Traditional white tea production is concentrated in Fujian Province, specifically Fuding and Zhenghe counties. The classic cultivars—Da Bai (Large White) and Da Hao (Large Hao)—produce the dense, downy buds that define the top grades. The white fuzz covering the buds is natural: it’s the fine hairs (pekoe) that the plant produces on young growth, and it’s visible because the tea hasn’t been rolled or fired into something that would obscure it.

The Two Teas: Bai Mu Dan and Jasmine Silver Needle

Bai Mu Dan (白牡丹, White Peony) is the benchmark. The name means White Peony, and it refers to the picking standard: one bud with one or two young leaves still attached, giving each pressed handful the rough shape of a flower. It’s a common misconception that white tea is always made from buds only—Silver Needle is, but Bai Mu Dan isn’t, and the inclusion of young leaves is part of what gives it more substance in the cup. The character is gentle without being thin: hay, a little honey, sometimes a faint peach note, with a natural sweetness that doesn’t need anything added to it. Clean finish. This is the tea to start with.

Jasmine Silver Needle (茉莉銀針) takes the most prized white tea base—Silver Needle (Bai Hao Yin Zhen), made from unopened buds only—and adds the same jasmine scenting process used in Jasmine Green. The buds are covered in white pekoe fuzz; the jasmine scenting is repeated multiple times to build aroma into the dense, tightly closed leaf. The result is a white tea with the delicacy of Silver Needle and a jasmine character that’s present but not loud.

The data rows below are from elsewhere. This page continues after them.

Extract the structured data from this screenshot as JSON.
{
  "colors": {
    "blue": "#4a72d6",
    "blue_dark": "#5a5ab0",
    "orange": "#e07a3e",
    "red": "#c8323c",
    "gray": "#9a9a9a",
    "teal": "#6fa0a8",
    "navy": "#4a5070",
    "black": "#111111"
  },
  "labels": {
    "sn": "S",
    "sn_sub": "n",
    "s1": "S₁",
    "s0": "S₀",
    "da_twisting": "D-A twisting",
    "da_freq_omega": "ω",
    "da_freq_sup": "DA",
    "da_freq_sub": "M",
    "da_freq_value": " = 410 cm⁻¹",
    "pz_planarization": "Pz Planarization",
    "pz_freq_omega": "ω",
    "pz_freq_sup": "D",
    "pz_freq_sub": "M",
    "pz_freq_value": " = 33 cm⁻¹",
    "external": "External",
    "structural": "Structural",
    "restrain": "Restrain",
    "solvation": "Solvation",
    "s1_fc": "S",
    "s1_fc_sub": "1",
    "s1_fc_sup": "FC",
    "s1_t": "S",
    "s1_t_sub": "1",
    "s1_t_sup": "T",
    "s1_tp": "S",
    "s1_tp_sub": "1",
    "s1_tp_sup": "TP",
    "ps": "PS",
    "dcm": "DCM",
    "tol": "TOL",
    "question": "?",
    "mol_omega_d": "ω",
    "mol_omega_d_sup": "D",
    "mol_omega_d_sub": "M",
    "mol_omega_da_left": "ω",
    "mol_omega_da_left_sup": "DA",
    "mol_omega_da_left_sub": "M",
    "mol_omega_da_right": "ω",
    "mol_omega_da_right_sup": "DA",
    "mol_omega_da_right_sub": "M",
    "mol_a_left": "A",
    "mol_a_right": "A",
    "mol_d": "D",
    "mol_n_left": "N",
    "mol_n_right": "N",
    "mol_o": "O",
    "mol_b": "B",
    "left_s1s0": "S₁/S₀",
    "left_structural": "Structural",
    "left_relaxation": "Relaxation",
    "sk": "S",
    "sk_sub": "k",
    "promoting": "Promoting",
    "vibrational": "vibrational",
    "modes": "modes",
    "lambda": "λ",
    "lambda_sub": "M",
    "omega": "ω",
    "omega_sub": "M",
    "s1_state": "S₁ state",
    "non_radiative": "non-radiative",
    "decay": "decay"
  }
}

Lighter in body than Jasmine Green, higher in price because of both the Silver Needle base and the labor of the scenting process. Worth it if you want something genuinely different from the standard jasmine tea experience.

On Aged White Tea

White tea is unusual in the collection because it ages interestingly. Most teas are at their best fresh: green teas in particular lose character quickly, and even black teas don’t meaningfully improve with years in the tin. White tea behaves differently. Because the leaves were never fired or rolled—because the internal enzymes weren’t fully deactivated—slow oxidation continues over years, and the character shifts. Honey notes deepen. Hay becomes something more like dried fruit. The delicacy of fresh white tea develops into a richer, more complex cup. Aged white tea (often five, ten, or more years old) is a distinct drinking experience from fresh white tea, and a significant enough subgenre in Chinese tea culture to be worth knowing about. The teas in this collection are sold fresh; the aging potential is something to explore if white tea turns out to be your category.

What to Try First

If you’re new to white tea: White Peony (Bai Mu Dan). Classic style, approachable, honest about what the category offers. Start here.

If you drink jasmine green regularly: Jasmine Silver Needle. A lighter, more delicate version of the jasmine experience built on a white tea base rather than green. Worth comparing directly.

If you want the most refined cup in the collection: Jasmine Silver Needle. Bud-only picking, multiple rounds of jasmine scenting, nothing added. The most labor-intensive tea we carry.

If someone described your tea preferences as “I don’t like anything too strong”: White Peony brewed at a lower temperature (75–80°C) with a slightly longer steep. Gentle, naturally sweet, and essentially impossible to overbrew into bitterness.